Nel frattempo, lo zigote continua a dividersi formando un raggruppamento (cluster) di circa 100 cellule che viene chiamato blastocisti. In rari casi (il 2% delle gravidanze, circa) la blastocisti si può attaccare in qualche parte della tuba di Falloppio, dell’ovaia, dell’addome o della cervice, causando una gravidanza ectopica. Alla fine di questa settimana, l’embrione misura circa 0,1 millimetri, e non è individuabile dagli esami a scansione come l’ecografia.

Analisi nella terza settimana di gravidanza

Una gravidanza viene solitamente rilevata valutando i livelli di hCG in due modi diversi: nelle urine o nel sangue. Nelle urine, un test di gravidanza può mostrare dei risultati positivi solamente nel corso della terza settimana di gravidanza, ovvero alla IV-V settimana dopo l’impianto di cui abbiamo parlato.

Le analisi del sangue invece, sono in grado mostrare il risultato positivo già 3-4 giorni dopo l’impianto, e sono comunque il modo più sicuro per avere la conferma di una gravidanza. A meno che tu non l’abbia già fatta, questo periodo potrebbe essere il momento giusto per fare una visita pre-concezionale.

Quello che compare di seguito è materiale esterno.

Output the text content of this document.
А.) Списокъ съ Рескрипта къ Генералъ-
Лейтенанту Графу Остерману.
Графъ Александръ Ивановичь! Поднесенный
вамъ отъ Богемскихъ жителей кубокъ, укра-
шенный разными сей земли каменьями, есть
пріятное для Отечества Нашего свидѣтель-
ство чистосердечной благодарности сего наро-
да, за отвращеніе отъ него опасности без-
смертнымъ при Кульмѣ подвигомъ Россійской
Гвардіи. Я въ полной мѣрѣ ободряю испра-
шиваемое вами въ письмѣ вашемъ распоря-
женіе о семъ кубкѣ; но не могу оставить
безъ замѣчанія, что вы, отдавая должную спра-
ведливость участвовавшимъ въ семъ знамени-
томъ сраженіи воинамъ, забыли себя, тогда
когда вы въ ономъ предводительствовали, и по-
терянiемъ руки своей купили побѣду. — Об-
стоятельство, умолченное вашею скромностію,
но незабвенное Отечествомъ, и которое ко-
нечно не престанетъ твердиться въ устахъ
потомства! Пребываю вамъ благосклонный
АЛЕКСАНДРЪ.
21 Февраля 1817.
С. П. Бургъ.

Abbiamo già detto che durante la terza settimana di gravidanza la maggior parte delle donne ancora non sa di essere incinta. Quelle che già lo sanno, hanno l’opportunità di iniziare ad introdurre subito gli opportuni cambiamenti nella propria dieta e nel proprio stile di vita.

Per prima cosa è bene iniziare a prendere nota dell’evoluzione del proprio peso per avere una traccia di come – nel corso dei nove mesi successivi – stai ingrassando. Nel caso non ne avessi già una, ti consigliamo l’acquisto una bilancia pesapersone digitale.

Sin da questa settimana, prima di sottoporti ai dei raggi X anche solamente per delle cure dentali, non dimenticarti di informare della tua gravidanza il personale sanitario addetto. Saranno poi loro a decidere se e come procedere. Evita di stare nelle vicinanze di sostanze dannose, come i pesticidi, le quali sostanze potrebbero interferire con la divisione cellulare. E’ utile assumere, dietro indicazioni del medico, delle vitamine prenatali contenenti dell’acido folico, le quali sono utili a prevenire la maggior parte di quei difetti riguardanti il cervello ed il midollo spinale del bambino, che potrebbero determinarsi durante le prime settimane di nascita.

Ed infine, potrebbe essere utile essere seguita, nei prossimi 9 mesi, oltre che da un medico, anche da un’ostetrica (da non confondere con la figura professionale del ginecologo) che il Decreto Ministeriale 14 settembre 1994, n° 740 qualifica come “l’operatore sanitario che, in possesso del diploma universitario abilitante e dell’iscrizione all’albo professionale, assiste e consiglia la donna nel periodo di gestazione, durante il parto e nel puerperio, conduce e porta a termine parti eutocici con propria responsabilità e presta assistenza al neonato“.